2022 Conference Presentation
Against the background of an ageing population and increasing pressure to transform care systems in Europe, the aim of this article is to uncover existing country-specific heterogeneities in the utilization of cash-for-care benefits and to measure the causal effect on the reception of home-based long-term care (LTC) services.
To investigate the influence of public care benefits and insurance on the use of formal and informal care by family and non-family members living in or outside the household, a panel data approach using microdata from the Survey of Health, Ageing and Retirement in Europe (SHARE) is adopted. The survey was conducted over the course of eight different waves, with the fieldwork of the first wave completed in 2004 for a total of 11 European countries. Based on similarity in terms of eligibility thresholds and choice restrictions, the sample is restricted to a selection of European countries (Austria, Belgium, France, Germany) where mixed use of care, i.e. a combination of informal and formal home care, is relatively widespread.
Traditionally characterized by a familistic approach to elderly care, the chosen countries have developed different LTC policy measures and evolved towards a mixed model, combining public measures and family care. Yet, the nature of public benefits and overall structure of the care system is different, for example in terms of the responsibility of the regional authorities and the federal government. The spectrum of institutional arrangements ranges from a compulsory insurance-based system in Germany and federal care allowances (Bundespflegegeld') in Austria, to more regionally fragmented institutional arrangements in Belgium (until 2014) or France, in which law a legal obligation for families to care for their older parents is specified. It must be emphasized that after the 6th state reform in Belgium (2014), the transfer of competencies resulted in a shared ownership of regulation, organization and financing of home and residential care for older adults, health care and social care between the federal level and the federated entities.
Preliminary results based on a cross-sectional analysis of the most recent wave in SHARE (8th Wave) suggest that the availability of cash benefits significantly reduces unmet needs, and is even stronger associated with the use of a combination of informal and formal home care.

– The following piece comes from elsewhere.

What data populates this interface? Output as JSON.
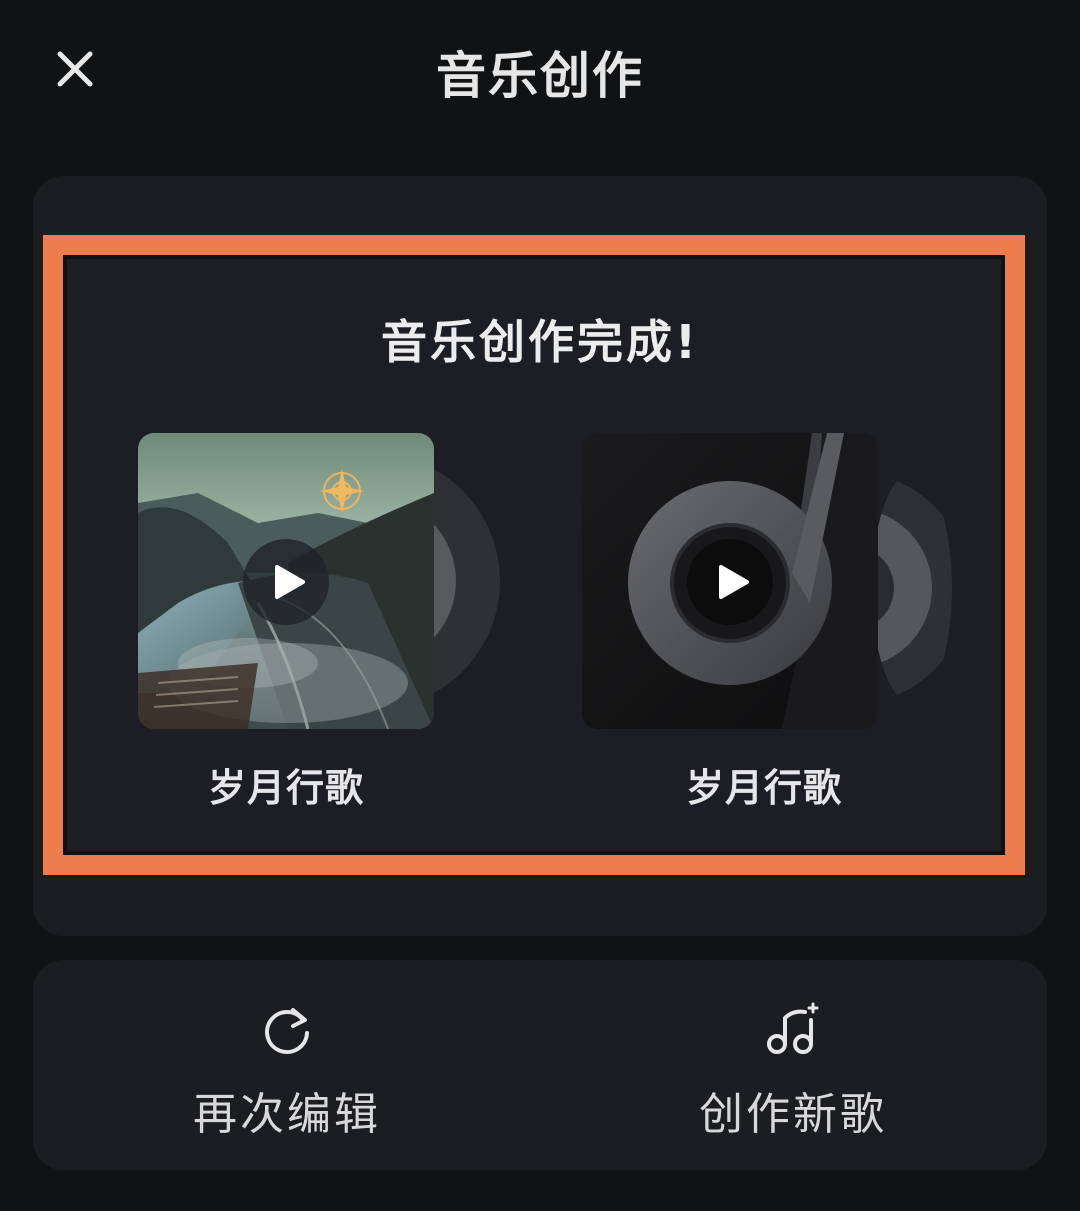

However, since little is known about the causal pathways of this relationship and in order to be able to account for changes in policy over time, a panel regression model with fixed effects (FE) is applied in the next step. Empirical results of this analysis are thought to be presented at this year's International Conference on Evidence-based Policy in Long-term Care.
The expected results of this analysis are of particular policy relevance, as long-term care financing schemes are increasingly challenged due to ongoing demographic and societal change.